Revision as of 14:23, 30 July 2010 by Jjoonathan (Talk | contribs)

methods

As proteins provoke the majority of allergic reactions, we hope to diminish the allergenic properties of our plants by suppressing the expression of proteins that aren't necessary for the plant's survival but have been found to cause allergic responses in humans. This problem is complicated by the fact that proteins with allergenic properties may have several slightly different (but similar enough to remain allergens) homologues spread throughout the plant's genome. Subject to the constraint of the plant's survival, we would like to reduce or eliminate the expression of these homologues as well.

RNAi

Fortunately, several well-characterized biological pathways potentially fill this role. Collectively, they fall into a class of mechanisms named "RNAi" (standing for "RNA Interference"), and they work by destroying the mRNA transcripts of particular genes before ribosomal binding and translation into protein.
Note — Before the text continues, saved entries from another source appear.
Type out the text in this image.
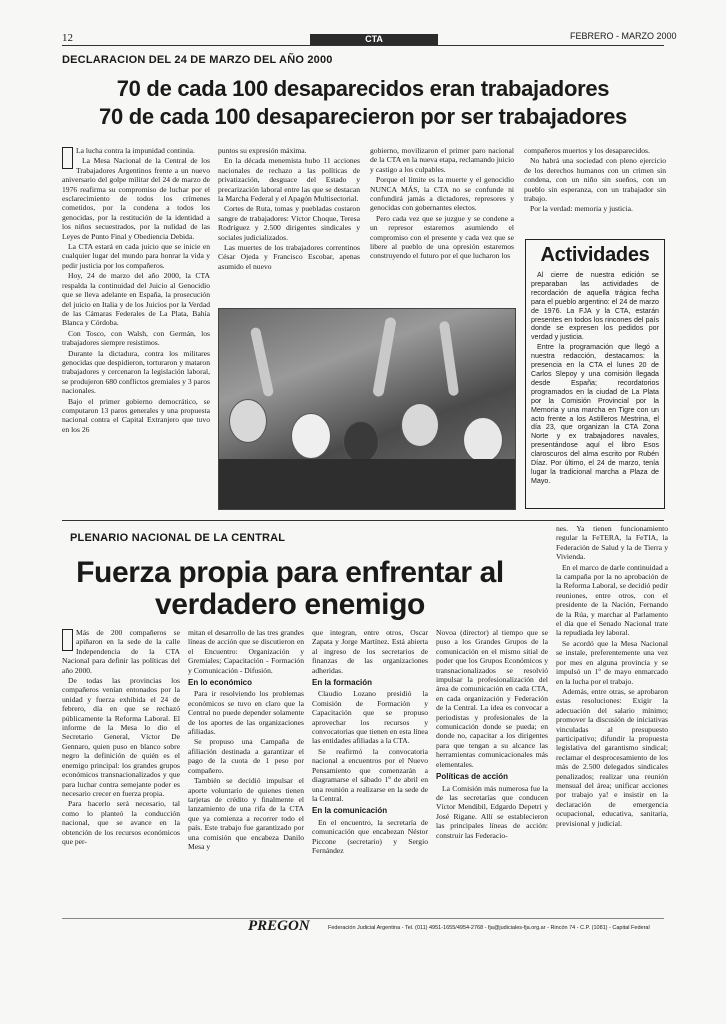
12	CTA	FEBRERO - MARZO 2000
DECLARACION DEL 24 DE MARZO DEL AÑO 2000
70 de cada 100 desaparecidos eran trabajadores
70 de cada 100 desaparecieron por ser trabajadores

La lucha contra la impunidad continúa.

La Mesa Nacional de la Central de los Trabajadores Argentinos frente a un nuevo aniversario del golpe militar del 24 de marzo de 1976 reafirma su compromiso de luchar por el esclarecimiento de todos los crímenes cometidos, por la condena a todos los genocidas, por la restitución de la identidad a los niños secuestrados, por la nulidad de las Leyes de Punto Final y Obediencia Debida.

La CTA estará en cada juicio que se inicie en cualquier lugar del mundo para honrar la vida y pedir justicia por los compañeros.

Hoy, 24 de marzo del año 2000, la CTA respalda la continuidad del Juicio al Genocidio que se lleva adelante en España, la prosecución del juicio en Italia y de los Juicios por la Verdad de las Cámaras Federales de La Plata, Bahía Blanca y Córdoba.

Con Tosco, con Walsh, con Germán, los trabajadores siempre resistimos.

Durante la dictadura, contra los militares genocidas que despidieron, torturaron y mataron trabajadores y cercenaron la legislación laboral, se produjeron 680 conflictos gremiales y 3 paros nacionales.

Bajo el primer gobierno democrático, se computaron 13 paros generales y una propuesta nacional contra el Capital Extranjero que tuvo en los 26

puntos su expresión máxima.

En la década menemista hubo 11 acciones nacionales de rechazo a las políticas de privatización, desguace del Estado y precarización laboral entre las que se destacan la Marcha Federal y el Apagón Multisectorial.

Cortes de Ruta, tomas y puebladas costaron sangre de trabajadores: Víctor Choque, Teresa Rodríguez y 2.500 dirigentes sindicales y sociales judicializados.

Las muertes de los trabajadores correntinos César Ojeda y Francisco Escobar, apenas asumido el nuevo

gobierno, movilizaron el primer paro nacional de la CTA en la nueva etapa, reclamando juicio y castigo a los culpables.

Porque el límite es la muerte y el genocidio NUNCA MÁS, la CTA no se confunde ni confundirá jamás a dictadores, represores y genocidas con gobernantes electos.

Pero cada vez que se juzgue y se condene a un represor estaremos asumiendo el compromiso con el presente y cada vez que se libere al pueblo de una opresión estaremos construyendo el futuro por el que lucharon los

compañeros muertos y los desaparecidos.

No habrá una sociedad con pleno ejercicio de los derechos humanos con un crimen sin condena, con un niño sin sueños, con un pueblo sin esperanza, con un trabajador sin trabajo.

Por la verdad: memoria y justicia.

Actividades

Al cierre de nuestra edición se preparaban las actividades de recordación de aquella trágica fecha para el pueblo argentino: el 24 de marzo de 1976. La FJA y la CTA, estarán presentes en todos los rincones del país donde se expresen los pedidos por verdad y justicia.

Entre la programación que llegó a nuestra redacción, destacamos: la presencia en la CTA el lunes 20 de Carlos Slepoy y una comisión llegada desde España; recordatorios programados en la ciudad de La Plata por la Comisión Provincial por la Memoria y una marcha en Tigre con un acto frente a los Astilleros Mestrina, el día 23, que organizan la CTA Zona Norte y ex trabajadores navales, presentándose aquí el libro Esos claroscuros del alma escrito por Rubén Díaz. Por último, el 24 de marzo, tenía lugar la tradicional marcha a Plaza de Mayo.

PLENARIO NACIONAL DE LA CENTRAL
Fuerza propia para enfrentar al
verdadero enemigo

Más de 200 compañeros se apiñaron en la sede de la calle Independencia de la CTA Nacional para definir las políticas del año 2000.

De todas las provincias los compañeros venían entonados por la unidad y fuerza exhibida el 24 de febrero, día en que se rechazó públicamente la Reforma Laboral. El informe de la Mesa lo dio el Secretario General, Víctor De Gennaro, quien puso en blanco sobre negro la definición de quién es el enemigo principal: los grandes grupos económicos transnacionalizados y que para luchar contra semejante poder es necesario crecer en fuerza propia.

Para hacerlo será necesario, tal como lo planteó la conducción nacional, que se avance en la obtención de los recursos económicos que per-

mitan el desarrollo de las tres grandes líneas de acción que se discutieron en el Encuentro: Organización y Gremiales; Capacitación - Formación y Comunicación - Difusión.

En lo económico

Para ir resolviendo los problemas económicos se tuvo en claro que la Central no puede depender solamente de los aportes de las organizaciones afiliadas.

Se propuso una Campaña de afiliación destinada a garantizar el pago de la cuota de 1 peso por compañero.

También se decidió impulsar el aporte voluntario de quienes tienen tarjetas de crédito y finalmente el lanzamiento de una rifa de la CTA que ya comienza a recorrer todo el país. Este trabajo fue garantizado por una comisión que encabeza Danilo Mesa y

que integran, entre otros, Oscar Zapata y Jorge Martínez. Está abierta al ingreso de los secretarios de finanzas de las organizaciones adheridas.

En la formación

Claudio Lozano presidió la Comisión de Formación y Capacitación que se propuso aprovechar los recursos y convocatorias que tienen en esta línea las entidades afiliadas a la CTA.

Se reafirmó la convocatoria nacional a encuentros por el Nuevo Pensamiento que comenzarán a diagramarse el sábado 1º de abril en una reunión a realizarse en la sede de la Central.

En la comunicación

En el encuentro, la secretaría de comunicación que encabezan Néstor Piccone (secretario) y Sergio Fernández

Novoa (director) al tiempo que se puso a los Grandes Grupos de la comunicación en el mismo sitial de poder que los Grupos Económicos y transnacionalizados se resolvió impulsar la profesionalización del área de comunicación en cada CTA, en cada organización y Federación de la Central. La idea es convocar a periodistas y profesionales de la comunicación donde se pueda; en donde no, capacitar a los dirigentes para que tengan a su alcance las herramientas comunicacionales más elementales.

Políticas de acción

La Comisión más numerosa fue la de las secretarías que conducen Víctor Mendibil, Edgardo Depetri y José Rigane. Allí se establecieron las principales líneas de acción: construir las Federacio-

nes. Ya tienen funcionamiento regular la FeTERA, la FeTIA, la Federación de Salud y la de Tierra y Vivienda.

En el marco de darle continuidad a la campaña por la no aprobación de la Reforma Laboral, se decidió pedir reuniones, entre otros, con el presidente de la Nación, Fernando de la Rúa, y marchar al Parlamento el día que el Senado Nacional trate la repudiada ley laboral.

Se acordó que la Mesa Nacional se instale, preferentemente una vez por mes en alguna provincia y se impulsó un 1º de mayo enmarcado en la lucha por el trabajo.

Además, entre otras, se aprobaron estas resoluciones: Exigir la adecuación del salario mínimo; promover la discusión de iniciativas vinculadas al presupuesto participativo; difundir la propuesta legislativa del garantismo sindical; reclamar el desprocesamiento de los más de 2.500 delegados sindicales penalizados; realizar una reunión mensual del área; unificar acciones por trabajo ya! e insistir en la declaración de emergencia ocupacional, educativa, sanitaria, previsional y judicial.

PREGON	Federación Judicial Argentina - Tel. (011) 4951-1655/4954-2768 - fja@judiciales-fja.org.ar - Rincón 74 - C.P. (1081) - Capital Federal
They achieve specificity through the integration of short RNA segments into the RNA Induced Silencing Complex (RISC), the group of proteins responsible for RNAi. The RISC will preferentially degrade sequences with complementarity to integrated short RNA segments. By selecting RISC targeting sequences with complementarity to multiple homologous allergens, we hope to achieve a degree of specificity that will prevent the expression of allergens and their homologues while permitting plant survival and growth.

hpRNA

With RNAi, the problem of creating a hypoallergenic plant reduces to the problem of integrating short RNA strands into the RISC, each with complementarity to RNA which ribosomes would otherwise transcribe into allergenic proteins. One mechanism of flagging RNA for RISC-incorporation is to place the RISC-targeting sequence (~300bp), an intron-specific sequence (200-, and the reverse complement of the RISC-targeting sequence (~300bp) under a promoter (in nature these constructs could also be found in an intron). Upon transcription, this construct will form a hairpin: the targeting sequence and its reverse complement will anneal to each other while the intron-specific sequence will form the hairpin's loop. The RISC will then process and incorporate part of one of the legs of the hairpin (targeting sequences) with which it will search for and destroy complementary RNA sequences.